O convênio que permitirá a contratação de médicos cubanos foi feito pelo governo brasileiro com a Organização Pan-americana de Saúde (OPAS), que tem um acordo com governos de vários países, inclusive Cuba, para atender casos de emergência e carência crítica.
Os jornais de quinta-feira (22/8) explicam que 84% dos profissionais que virão de Cuba têm mais de 16 anos de experiência, 30% são pós-graduados, muitos trabalharam em países onde se fala a língua portuguesa, principalmente na África, e todos são especialistas em saúde da família.
Ainda assim, dirigentes de entidades médicas do Brasil fazem declarações à imprensa condenando a iniciativa. Representantes do Conselho Federal de Medicina e da Associação Médica Brasileira dão a volta nas informações oficiais sobre o convênio firmado com a OPAS e declaram que o programa é apenas uma jogada eleitoral. Um desses dirigentes chegou a afirmar que o contrato para trazer médicos cubanos tem “características de trabalho escravo”. No extremo do destempero, o presidente do Conselho Federal de Medicina opinou que a iniciativa do governo “poderá causar um genocídio”.
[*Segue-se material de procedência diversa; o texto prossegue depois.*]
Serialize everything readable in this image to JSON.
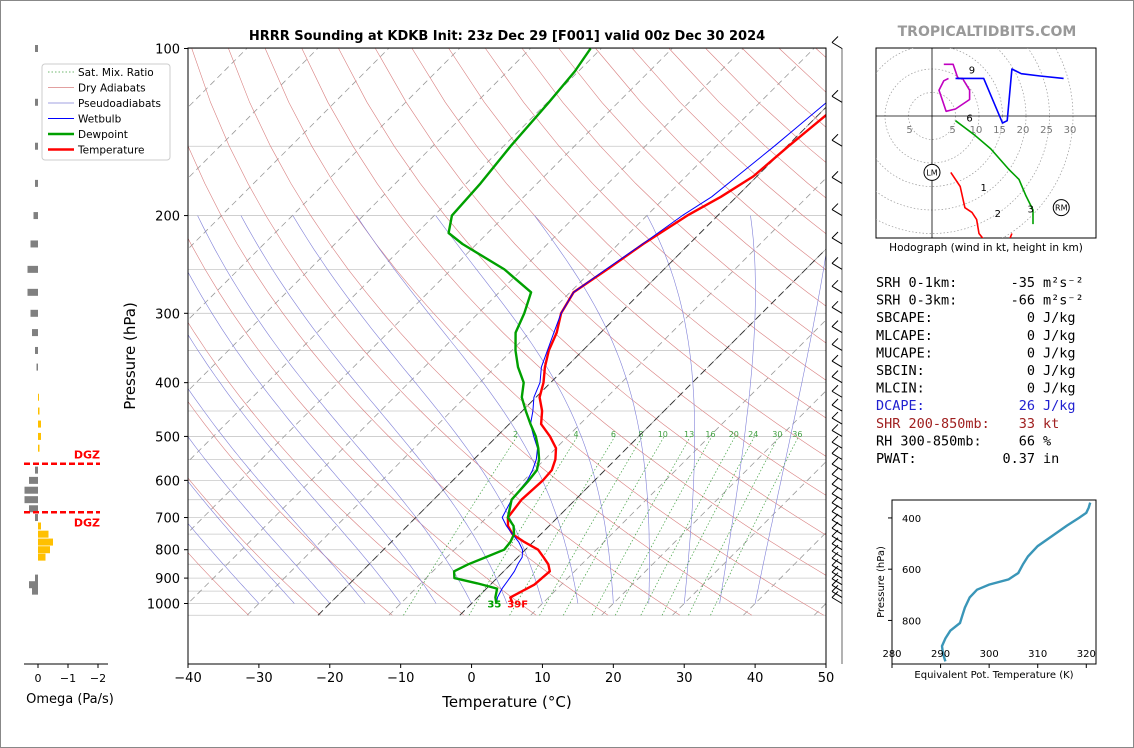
{
  "title": "HRRR Sounding at KDKB Init: 23z Dec 29 [F001] valid 00z Dec 30 2024",
  "watermark": "TROPICALTIDBITS.COM",
  "colors": {
    "temperature": "#ff0000",
    "dewpoint": "#00a000",
    "wetbulb": "#0000ff",
    "omega_up": "#808080",
    "omega_down": "#ffc000",
    "dgz": "#ff0000",
    "theta_e": "#3a96b8"
  },
  "chart_data": [
    {
      "type": "line",
      "title": "HRRR Sounding at KDKB Init: 23z Dec 29 [F001] valid 00z Dec 30 2024",
      "xlabel": "Temperature (°C)",
      "ylabel": "Pressure (hPa)",
      "xlim": [
        -40,
        50
      ],
      "ylim": [
        1050,
        100
      ],
      "y_scale": "log",
      "x_ticks": [
        -40,
        -30,
        -20,
        -10,
        0,
        10,
        20,
        30,
        40,
        50
      ],
      "y_ticks": [
        100,
        200,
        300,
        400,
        500,
        600,
        700,
        800,
        900,
        1000
      ],
      "legend": [
        "Sat. Mix. Ratio",
        "Dry Adiabats",
        "Pseudoadiabats",
        "Wetbulb",
        "Dewpoint",
        "Temperature"
      ],
      "legend_position": "top-left",
      "mixing_ratio_labels": [
        "2",
        "4",
        "6",
        "8",
        "10",
        "13",
        "16",
        "20",
        "24",
        "30",
        "36"
      ],
      "surface_labels": {
        "dewpoint": "35",
        "temperature": "39F"
      },
      "series": [
        {
          "name": "Temperature",
          "points": [
            [
              5.8,
              1000
            ],
            [
              4.6,
              975
            ],
            [
              6.2,
              925
            ],
            [
              6.5,
              875
            ],
            [
              5.3,
              850
            ],
            [
              3.6,
              825
            ],
            [
              1.8,
              800
            ],
            [
              -1.2,
              775
            ],
            [
              -4.0,
              750
            ],
            [
              -5.8,
              725
            ],
            [
              -7.0,
              700
            ],
            [
              -7.6,
              650
            ],
            [
              -7.3,
              600
            ],
            [
              -7.5,
              575
            ],
            [
              -8.5,
              550
            ],
            [
              -10.0,
              525
            ],
            [
              -12.5,
              500
            ],
            [
              -15.5,
              475
            ],
            [
              -17.2,
              450
            ],
            [
              -19.5,
              425
            ],
            [
              -21.0,
              400
            ],
            [
              -23.0,
              375
            ],
            [
              -24.8,
              350
            ],
            [
              -26.2,
              325
            ],
            [
              -28.3,
              300
            ],
            [
              -29.5,
              275
            ],
            [
              -28.0,
              250
            ],
            [
              -26.5,
              225
            ],
            [
              -24.3,
              200
            ],
            [
              -22.2,
              185
            ],
            [
              -20.5,
              170
            ],
            [
              -19.8,
              150
            ],
            [
              -18.5,
              125
            ],
            [
              -17.0,
              100
            ]
          ]
        },
        {
          "name": "Wetbulb",
          "points": [
            [
              3.5,
              1000
            ],
            [
              2.8,
              975
            ],
            [
              2.2,
              940
            ],
            [
              1.8,
              900
            ],
            [
              1.5,
              875
            ],
            [
              1.0,
              850
            ],
            [
              0.6,
              825
            ],
            [
              -0.4,
              800
            ],
            [
              -2.0,
              775
            ],
            [
              -4.0,
              750
            ],
            [
              -6.0,
              725
            ],
            [
              -7.8,
              700
            ],
            [
              -9.0,
              650
            ],
            [
              -9.5,
              600
            ],
            [
              -10.2,
              575
            ],
            [
              -11.2,
              550
            ],
            [
              -12.6,
              525
            ],
            [
              -14.8,
              500
            ],
            [
              -17.0,
              475
            ],
            [
              -18.5,
              450
            ],
            [
              -20.3,
              425
            ],
            [
              -21.5,
              400
            ],
            [
              -23.5,
              375
            ],
            [
              -25.0,
              350
            ],
            [
              -26.6,
              325
            ],
            [
              -28.3,
              300
            ],
            [
              -29.5,
              275
            ],
            [
              -28.2,
              250
            ],
            [
              -26.6,
              225
            ],
            [
              -25.0,
              200
            ],
            [
              -23.5,
              185
            ],
            [
              -22.8,
              170
            ],
            [
              -21.8,
              150
            ],
            [
              -20.6,
              125
            ],
            [
              -19.5,
              100
            ]
          ]
        },
        {
          "name": "Dewpoint",
          "points": [
            [
              3.5,
              1000
            ],
            [
              2.5,
              975
            ],
            [
              1.5,
              940
            ],
            [
              -2.0,
              920
            ],
            [
              -6.0,
              900
            ],
            [
              -7.0,
              875
            ],
            [
              -6.0,
              850
            ],
            [
              -4.5,
              825
            ],
            [
              -3.0,
              800
            ],
            [
              -3.2,
              775
            ],
            [
              -3.8,
              750
            ],
            [
              -5.0,
              725
            ],
            [
              -7.0,
              700
            ],
            [
              -9.0,
              650
            ],
            [
              -9.3,
              600
            ],
            [
              -9.6,
              575
            ],
            [
              -10.8,
              550
            ],
            [
              -12.5,
              525
            ],
            [
              -14.5,
              500
            ],
            [
              -17.0,
              475
            ],
            [
              -19.5,
              450
            ],
            [
              -22.0,
              425
            ],
            [
              -23.8,
              400
            ],
            [
              -26.8,
              375
            ],
            [
              -29.5,
              350
            ],
            [
              -32.0,
              325
            ],
            [
              -33.5,
              300
            ],
            [
              -35.5,
              275
            ],
            [
              -42.5,
              250
            ],
            [
              -52.0,
              225
            ],
            [
              -55.5,
              215
            ],
            [
              -57.5,
              200
            ],
            [
              -58.0,
              175
            ],
            [
              -59.0,
              150
            ],
            [
              -59.8,
              125
            ],
            [
              -60.5,
              110
            ],
            [
              -61.5,
              100
            ]
          ]
        }
      ]
    },
    {
      "type": "bar",
      "xlabel": "Omega (Pa/s)",
      "x_ticks": [
        "0",
        "−1",
        "−2"
      ],
      "dgz_label": "DGZ",
      "dgz_bounds_hpa": [
        560,
        685
      ],
      "omega": [
        [
          100,
          0.1
        ],
        [
          125,
          0.1
        ],
        [
          150,
          0.1
        ],
        [
          175,
          0.1
        ],
        [
          200,
          0.15
        ],
        [
          225,
          0.25
        ],
        [
          250,
          0.35
        ],
        [
          275,
          0.35
        ],
        [
          300,
          0.25
        ],
        [
          325,
          0.2
        ],
        [
          350,
          0.1
        ],
        [
          375,
          0.05
        ],
        [
          425,
          -0.02
        ],
        [
          450,
          -0.05
        ],
        [
          475,
          -0.1
        ],
        [
          500,
          -0.1
        ],
        [
          525,
          -0.05
        ],
        [
          575,
          0.1
        ],
        [
          600,
          0.3
        ],
        [
          625,
          0.45
        ],
        [
          650,
          0.45
        ],
        [
          675,
          0.3
        ],
        [
          700,
          0.1
        ],
        [
          725,
          -0.1
        ],
        [
          750,
          -0.35
        ],
        [
          775,
          -0.5
        ],
        [
          800,
          -0.4
        ],
        [
          825,
          -0.25
        ],
        [
          900,
          0.1
        ],
        [
          925,
          0.3
        ],
        [
          950,
          0.2
        ]
      ]
    },
    {
      "type": "line",
      "title": "Hodograph (wind in kt, height in km)",
      "rings": [
        5,
        10,
        15,
        20,
        25,
        30
      ],
      "labels": [
        "9",
        "6",
        "1",
        "2",
        "3"
      ],
      "markers": [
        "LM",
        "RM"
      ],
      "series": [
        {
          "color": "#ff0000",
          "points": [
            [
              4,
              -12
            ],
            [
              6,
              -15
            ],
            [
              7,
              -19.5
            ],
            [
              8.5,
              -20.5
            ],
            [
              9.5,
              -22
            ],
            [
              10,
              -25
            ],
            [
              12,
              -27.5
            ],
            [
              14,
              -28
            ],
            [
              16,
              -27.5
            ],
            [
              17,
              -25
            ]
          ]
        },
        {
          "color": "#00a000",
          "points": [
            [
              5,
              -1
            ],
            [
              9,
              -4
            ],
            [
              12.5,
              -7
            ],
            [
              16.5,
              -11.5
            ],
            [
              18.5,
              -13.5
            ],
            [
              20,
              -17
            ],
            [
              21.5,
              -20
            ],
            [
              21.5,
              -23
            ]
          ]
        },
        {
          "color": "#c000c0",
          "points": [
            [
              2.5,
              11
            ],
            [
              4.5,
              11
            ],
            [
              5,
              9.5
            ],
            [
              5.5,
              8
            ],
            [
              6.5,
              8
            ],
            [
              8,
              5.5
            ],
            [
              8,
              3.5
            ],
            [
              5,
              1.5
            ],
            [
              3,
              1
            ],
            [
              2,
              4
            ],
            [
              1.5,
              5.5
            ],
            [
              2.5,
              7.5
            ],
            [
              3.5,
              8
            ]
          ]
        },
        {
          "color": "#0000ff",
          "points": [
            [
              5,
              8
            ],
            [
              8,
              8
            ],
            [
              11,
              8
            ],
            [
              15,
              -1.5
            ],
            [
              16,
              -1
            ],
            [
              17,
              10
            ],
            [
              19,
              9
            ],
            [
              23,
              8.5
            ],
            [
              28,
              8
            ]
          ]
        }
      ]
    },
    {
      "type": "line",
      "xlabel": "Equivalent Pot. Temperature (K)",
      "ylabel": "Pressure (hPa)",
      "x_ticks": [
        "280",
        "290",
        "300",
        "310",
        "320"
      ],
      "y_ticks": [
        "400",
        "600",
        "800"
      ],
      "xlim": [
        280,
        322
      ],
      "ylim": [
        970,
        330
      ],
      "points": [
        [
          291,
          960
        ],
        [
          290.5,
          930
        ],
        [
          290.3,
          900
        ],
        [
          291,
          870
        ],
        [
          292,
          840
        ],
        [
          294,
          810
        ],
        [
          294.5,
          780
        ],
        [
          295,
          750
        ],
        [
          296,
          710
        ],
        [
          297.5,
          680
        ],
        [
          300,
          660
        ],
        [
          304,
          640
        ],
        [
          306,
          615
        ],
        [
          307,
          580
        ],
        [
          308,
          550
        ],
        [
          310,
          510
        ],
        [
          313,
          470
        ],
        [
          316,
          430
        ],
        [
          318.5,
          400
        ],
        [
          320,
          380
        ],
        [
          320.5,
          360
        ],
        [
          320.8,
          340
        ]
      ]
    }
  ],
  "indices": [
    {
      "label": "SRH 0-1km:",
      "value": "-35",
      "unit": "m²s⁻²",
      "color": "#000000"
    },
    {
      "label": "SRH 0-3km:",
      "value": "-66",
      "unit": "m²s⁻²",
      "color": "#000000"
    },
    {
      "label": "SBCAPE:",
      "value": "0",
      "unit": "J/kg",
      "color": "#000000"
    },
    {
      "label": "MLCAPE:",
      "value": "0",
      "unit": "J/kg",
      "color": "#000000"
    },
    {
      "label": "MUCAPE:",
      "value": "0",
      "unit": "J/kg",
      "color": "#000000"
    },
    {
      "label": "SBCIN:",
      "value": "0",
      "unit": "J/kg",
      "color": "#000000"
    },
    {
      "label": "MLCIN:",
      "value": "0",
      "unit": "J/kg",
      "color": "#000000"
    },
    {
      "label": "DCAPE:",
      "value": "26",
      "unit": "J/kg",
      "color": "#2020d0"
    },
    {
      "label": "SHR 200-850mb:",
      "value": "33",
      "unit": "kt",
      "color": "#a02020"
    },
    {
      "label": "RH 300-850mb:",
      "value": "66",
      "unit": "%",
      "color": "#000000"
    },
    {
      "label": "PWAT:",
      "value": "0.37",
      "unit": "in",
      "color": "#000000"
    }
  ]
}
Como se pode observar, um diploma de médico, uma carreira bem sucedida e o acesso a um importante posto de representação profissional não asseguram clareza de raciocínio e honestidade intelectual, e dirigentes das principais entidades médicas do país podem resvalar rapidamente para um discurso irracional e preconceituoso quando os interesses corporativos falam mais alto do que a função social supostamente inerente à sua atividade.
Orgulho e preconceito
Mas há muito mais por trás dessa discussão. Nas redes sociais e nas correntes de mensagens que se seguem a cada novo movimento do governo nessa área, na tentativa de suprir a carência de médicos fora dos grandes centros, proliferam manifestações exageradas como a do presidente do Conselho Federal de Medicina. Na opinião de alguns de seus seguidores, o governo brasileiro não estaria apenas “promovendo um genocídio”, mas articulando um exército de cubanos para levar o comunismo aos rincões do Brasil, onde supostamente vivem cidadãos mais simplórios e, portanto, vulneráveis à pregação ideológica.
Uma leitura transversal de tais manifestações demonstra o nível de estupidez que a radicalidade política pode provocar, até mesmo entre indivíduos cujo nível de educação formal supõe alguma racionalidade.
Ao atacar o programa brasileiro, essas entidades atingem diretamente um dos projetos mais bem sucedidos da ONU, que, por meio de suas entidades de saúde, promove assistência em lugares remotos por todo o mundo e reduz os danos de conflitos e desastres naturais.
A imprensa tem que cumprir, pelo menos formalmente, seu papel de ouvir os diversos lados de uma questão. Essa é a justificativa para os leitores de jornais serem apresentados a destemperos desse tipo. No entanto, também é papel dos jornalistas pontuar eventualmente os casos em que o debate resvala para fora do razoável. Uma das alternativas seria mostrar o trabalho feito por médicos engajados em programas desse tipo pelo mundo afora. Mas a imprensa só enxerga, por exemplo, ações de entidades como o Médicos sem Fronteiras, e parece desconhecer as missões humanitárias da ONU.
Talvez essa visão seja ainda um resíduo do preconceito com políticas que a imprensa costumava chamar de “terceiro-mundistas”. Por outro lado, as reações corporativistas dos médicos brasileiros revelam que o país formou uma geração de profissionais aos quais falta a mais básica consciência social.
A falta de educação cívica não poupa os bem nascidos ou bem sucedidos, que certamente se orgulham de suas carreiras, e os embates provocados pelas entidades médicas nas redes sociais mostram como se pode ir do orgulho ao preconceito em poucos caracteres.